I was doing some figuring. I've posted 151 times since I switched over to Typepad, and only eleven times this month (August). I was busy, much busier than usual. I also find that it's hardto get back in the blog groove once you've had a hiatus. I've had 684 comments, roughly 4.5 per post. Hardly gangbusters there. It figures that about one out of every eighteen people, or hits, leaves a comment. What do the rest of you think? I'd love to hear from you, know who you are, stuff like that, you know? Typepad's figures are a bit wonky. I have another hit counter that isn't coming up witht te same numbers. Maybe they're both wrong, who'd know?

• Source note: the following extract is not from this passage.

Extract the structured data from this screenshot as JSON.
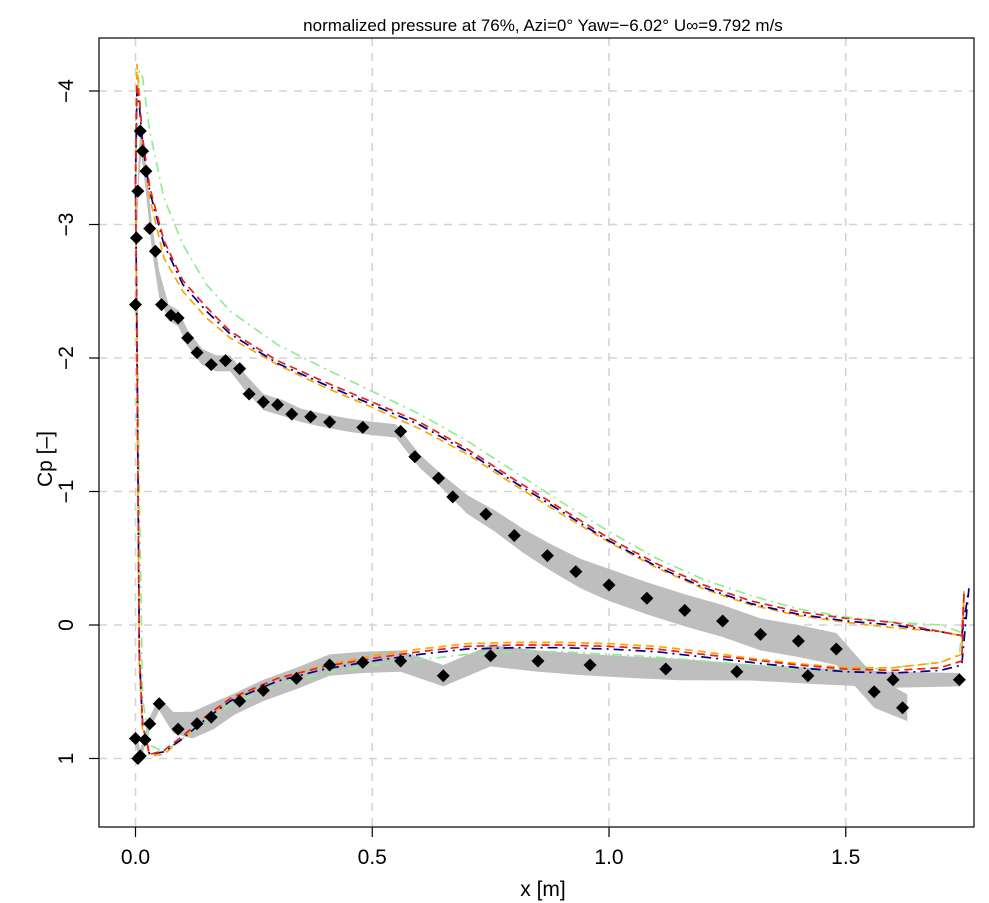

Trivial stuff in the face of the natural (seems super-natural to me) disaster that keeps unfolding in our south. I sit here in my office / bedroom / studio and work on this months' billing, check my email, and ply bobbins of mohair that I've been accumulating over the past weeks while waiting for the printer to finish each batch. The pouring rain has let up enough to take a breather and walk down to the barn. I have everything. Guilt creeps into the cracks in my psyche. I am a TV voyeur, awstruck at the enormity of what I am witnessing. Contrary to reason, those in rural or poorer conditions may actually be in a better situation to cope. Imagine being walled in by all the concrete; your home, your neighborhood and all those surrounding you, filled as you would a backyard pool. City dwellers neither have the resources nor skills to fight back. Country folks use propane, not natural gas. It's stored onsight in big tanks in the backyard. We're used to having power outages and stock things like batteries, candles, and drinking water as a matter of daily life. We have axes and chain saws. We have tractors, and folks that know what to do with them. I can't imagine what it would be, to be stuck on an elevated highway, or a roof for that matter, an island of concrete in the hot sun without water or food, with kids or elderly parents or just not knowing where they were... or..
Get those people on buses, trucks and boats and get them out of there where they can be taken care of or take care of themselves. Water trucks, where are they? This is a disaster that has been in the making for years. I remember talking to folks in New Orleans fourteen years ago about just this kind of a situation. There must be a plan, right??